Conclusions: LIVE makes a distinct, complementary contribution to current methods to integrate microbiome data and offers key advantages to existing approaches in the interpretable integration of multi-omics data with clinical variables to predict to disease outcomes and identify microbiome mechanisms of disease.

查看原文本刊更多论文

微生物组多组学数据的预测建模框架：潜在相互作用变量效应（LIVE）建模。

背景：随着测序技术的进步，宿主和微生物组成对测量的多组学数据集的数量和规模正在迅速增加。随着生成这些数据集成为常规，帮助解释这些数据集的计算方法变得越来越重要。在这里，我们提出了一个整合微生物组多组学数据的框架：潜在相互作用变量效应（LIVE）模型。LIVE使用结构化元模型中组织的单组学潜在变量（LV）集成多组学数据，以确定最能预测表型或病症的特征组合。结果：我们开发了一个利用稀疏偏最小二乘判别分析（sPLS-DA） lv的监督版本LIVE，以及一个利用稀疏主成分分析（sPCA）主成分的无监督版本LIVE，两者都可以纳入协变量感知。LIVE性能在PRISM和LLDeep队列中克罗恩病（CD）和溃疡性结肠炎（UC）状态患者的公开宏基因组学和代谢组学数据集上进行了测试，并与现有的肠道微生物组多组学方法和阴道微生物组学数据进行了基准测试，获得了一致和可比的性能。除了这些基准测试工作之外，我们还使用PRISM和LLDeep队列对两个版本的LIVE进行了详细的分析和解释。LIVE将CD和UC的原始数据集的特征相互作用数量从数百万减少到不到20,000，同时调节肠道微生物，代谢物，酶对临床变量的疾病预测能力。结论：LIVE对当前整合微生物组数据的方法做出了独特的补充贡献，并在多组学数据与临床变量的可解释整合方面为现有方法提供了关键优势，以预测疾病结局并确定疾病的微生物组机制。
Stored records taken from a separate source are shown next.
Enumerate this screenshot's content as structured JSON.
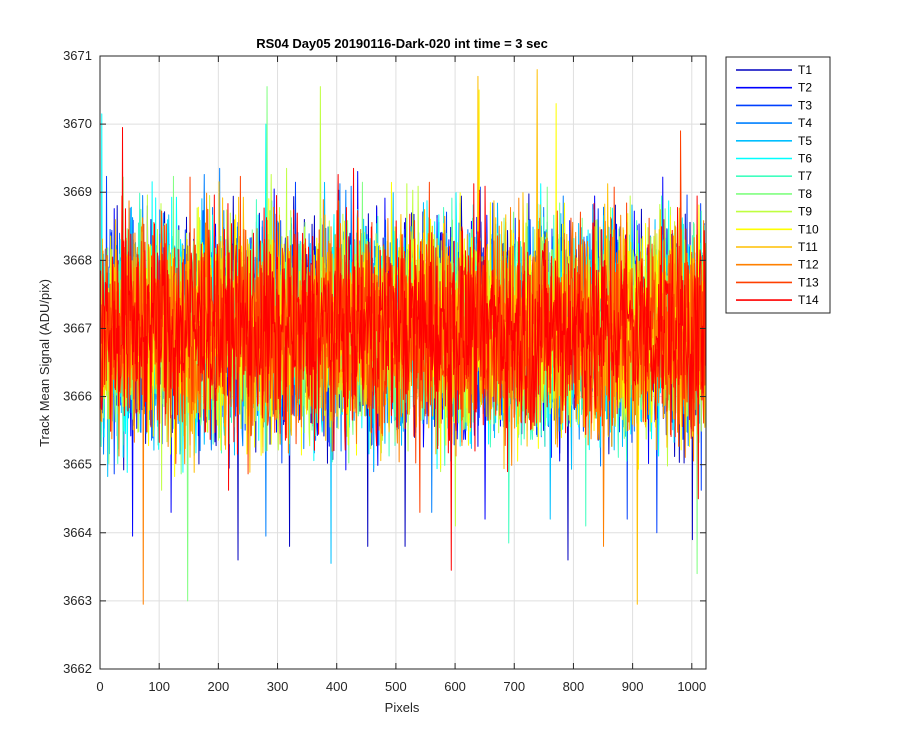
{
  "chart_data": {
    "type": "line",
    "title": "RS04 Day05 20190116-Dark-020 int time = 3 sec",
    "xlabel": "Pixels",
    "ylabel": "Track Mean Signal (ADU/pix)",
    "xlim": [
      0,
      1024
    ],
    "ylim": [
      3662,
      3671
    ],
    "xticks": [
      0,
      100,
      200,
      300,
      400,
      500,
      600,
      700,
      800,
      900,
      1000
    ],
    "yticks": [
      3662,
      3663,
      3664,
      3665,
      3666,
      3667,
      3668,
      3669,
      3670,
      3671
    ],
    "grid": true,
    "legend_position": "outside-top-right",
    "n_points": 1024,
    "series": [
      {
        "name": "T1",
        "color": "#0000bf",
        "mean": 3667.0,
        "spread": 0.8,
        "outliers": [
          [
            233,
            3663.6
          ],
          [
            320,
            3663.8
          ],
          [
            452,
            3663.8
          ],
          [
            515,
            3663.8
          ],
          [
            790,
            3663.6
          ],
          [
            1000,
            3663.9
          ]
        ]
      },
      {
        "name": "T2",
        "color": "#0000ff",
        "mean": 3667.0,
        "spread": 0.8,
        "outliers": [
          [
            55,
            3663.95
          ],
          [
            120,
            3664.3
          ],
          [
            650,
            3664.2
          ]
        ]
      },
      {
        "name": "T3",
        "color": "#0040ff",
        "mean": 3667.0,
        "spread": 0.8,
        "outliers": [
          [
            890,
            3664.2
          ],
          [
            940,
            3664.0
          ]
        ]
      },
      {
        "name": "T4",
        "color": "#0080ff",
        "mean": 3667.0,
        "spread": 0.8,
        "outliers": [
          [
            280,
            3663.95
          ],
          [
            560,
            3664.3
          ]
        ]
      },
      {
        "name": "T5",
        "color": "#00bfff",
        "mean": 3667.0,
        "spread": 0.8,
        "outliers": [
          [
            390,
            3663.55
          ],
          [
            760,
            3664.2
          ]
        ]
      },
      {
        "name": "T6",
        "color": "#00ffff",
        "mean": 3667.0,
        "spread": 0.8,
        "outliers": [
          [
            3,
            3670.15
          ],
          [
            280,
            3670.0
          ]
        ]
      },
      {
        "name": "T7",
        "color": "#40ffbf",
        "mean": 3667.0,
        "spread": 0.8,
        "outliers": [
          [
            690,
            3663.85
          ],
          [
            820,
            3664.1
          ]
        ]
      },
      {
        "name": "T8",
        "color": "#80ff80",
        "mean": 3667.0,
        "spread": 0.8,
        "outliers": [
          [
            148,
            3663.0
          ],
          [
            282,
            3670.55
          ],
          [
            1008,
            3663.4
          ]
        ]
      },
      {
        "name": "T9",
        "color": "#bfff40",
        "mean": 3667.0,
        "spread": 0.8,
        "outliers": [
          [
            372,
            3670.55
          ],
          [
            600,
            3664.1
          ]
        ]
      },
      {
        "name": "T10",
        "color": "#ffff00",
        "mean": 3667.0,
        "spread": 0.8,
        "outliers": [
          [
            640,
            3670.5
          ],
          [
            770,
            3670.3
          ]
        ]
      },
      {
        "name": "T11",
        "color": "#ffbf00",
        "mean": 3667.0,
        "spread": 0.8,
        "outliers": [
          [
            638,
            3670.7
          ],
          [
            738,
            3670.8
          ],
          [
            907,
            3662.95
          ]
        ]
      },
      {
        "name": "T12",
        "color": "#ff8000",
        "mean": 3667.0,
        "spread": 0.8,
        "outliers": [
          [
            73,
            3662.95
          ],
          [
            850,
            3663.8
          ]
        ]
      },
      {
        "name": "T13",
        "color": "#ff4000",
        "mean": 3667.0,
        "spread": 0.8,
        "outliers": [
          [
            540,
            3664.3
          ],
          [
            980,
            3669.9
          ]
        ]
      },
      {
        "name": "T14",
        "color": "#ff0000",
        "mean": 3667.0,
        "spread": 0.8,
        "outliers": [
          [
            38,
            3669.95
          ],
          [
            593,
            3663.45
          ],
          [
            1010,
            3664.5
          ]
        ]
      }
    ]
  }
}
本文章由计算机程序翻译，如有差异，请以英文原文为准。

求助全文

约1分钟内获得全文求助全文

来源期刊

BMC Bioinformatics 生物-生化研究方法

CiteScore

5.70

自引率

3.30%

发文量

506

审稿时长

4.3 months

期刊介绍： BMC Bioinformatics is an open access, peer-reviewed journal that considers articles on all aspects of the development, testing and novel application of computational and statistical methods for the modeling and analysis of all kinds of biological data, as well as other areas of computational biology. BMC Bioinformatics is part of the BMC series which publishes subject-specific journals focused on the needs of individual research communities across all areas of biology and medicine. We offer an efficient, fair and friendly peer review service, and are committed to publishing all sound science, provided that there is some advance in knowledge presented by the work.